CEO, Fujitsu Caribbean,, Central America and Mexico

Fujitsu operates as a regional business in the Caribbean, with Jamaica being a primary location. As such, it is a part of our regional business and incorporated into our global business. The IT industry is undergoing a deep transformation as it deals with the reality of the fourth industrial revolution and the impact of digital. Fujitsu believes there are tremendous opportunities and how we leverage this differentiates us in the Jamaican market, allowing us to be locally responsive and at the same time drive scale and innovation. Fujitsu has been in Jamaica and the Caribbean for 70 years.

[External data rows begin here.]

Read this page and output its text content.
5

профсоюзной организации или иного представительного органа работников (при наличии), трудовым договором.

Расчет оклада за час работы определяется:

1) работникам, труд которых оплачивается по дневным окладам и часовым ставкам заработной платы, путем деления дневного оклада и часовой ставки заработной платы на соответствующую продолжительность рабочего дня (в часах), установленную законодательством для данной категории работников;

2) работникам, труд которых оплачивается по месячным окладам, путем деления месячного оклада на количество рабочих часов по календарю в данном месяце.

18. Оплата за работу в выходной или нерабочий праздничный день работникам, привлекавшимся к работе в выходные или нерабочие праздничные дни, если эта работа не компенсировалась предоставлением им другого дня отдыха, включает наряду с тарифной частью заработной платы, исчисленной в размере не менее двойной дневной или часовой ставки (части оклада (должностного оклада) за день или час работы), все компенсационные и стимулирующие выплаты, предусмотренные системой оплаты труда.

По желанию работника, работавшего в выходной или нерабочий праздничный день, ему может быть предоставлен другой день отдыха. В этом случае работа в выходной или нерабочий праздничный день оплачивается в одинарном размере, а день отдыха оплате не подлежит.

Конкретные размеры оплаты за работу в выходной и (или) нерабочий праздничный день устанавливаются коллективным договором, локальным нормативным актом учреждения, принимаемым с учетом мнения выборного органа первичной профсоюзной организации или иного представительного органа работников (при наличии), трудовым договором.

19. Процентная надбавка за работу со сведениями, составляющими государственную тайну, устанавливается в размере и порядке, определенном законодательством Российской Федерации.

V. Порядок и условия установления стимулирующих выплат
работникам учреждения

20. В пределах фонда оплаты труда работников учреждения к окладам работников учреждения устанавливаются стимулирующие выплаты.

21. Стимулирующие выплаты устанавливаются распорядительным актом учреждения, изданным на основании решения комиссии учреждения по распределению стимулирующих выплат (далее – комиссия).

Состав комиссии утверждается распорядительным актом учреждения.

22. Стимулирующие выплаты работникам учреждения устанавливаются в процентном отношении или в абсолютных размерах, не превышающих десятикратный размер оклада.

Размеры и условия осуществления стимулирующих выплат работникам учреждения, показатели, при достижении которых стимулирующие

Before Fujitsu acquired us, we were a European company called ICL. Fujitsu has profoundly changed the region and pioneered several advances in ICT, by selling its products from mainframes to complete digital technologies, but also by developing local capabilities and capacities. Fujitsu has influenced most IT practitioners across the region and in Jamaica.


Eva Lewis

Citi Country Officer/Corporate and Investment Bank Head, Citi Jamaica

Citi opened its doors in Jamaica 57 years ago under the name First National City Bank. Until the early 1980s, we operated 11 full service branches before making a strategic decision to focus our business on a select group of corporate clients and effectively exit the retail banking space to become a single branch dedicated to managing relationships with a select market target of corporate clients. This remains our core focus to date. Our product offering spans corporate and investment banking, which includes structured loans, mergers and acquisition advisory, international and local bond issuances, and treasury products ranging from foreign exchange to complex exposure management derivative solutions. We also offer trade finance and cash management services. Our clients include the financial industry in which we play a unique role as a US bank with a local presence. We offer correspondent banking services to many of the local banks and non-bank financial institutions, a service that has recently seen significant challenges in the region.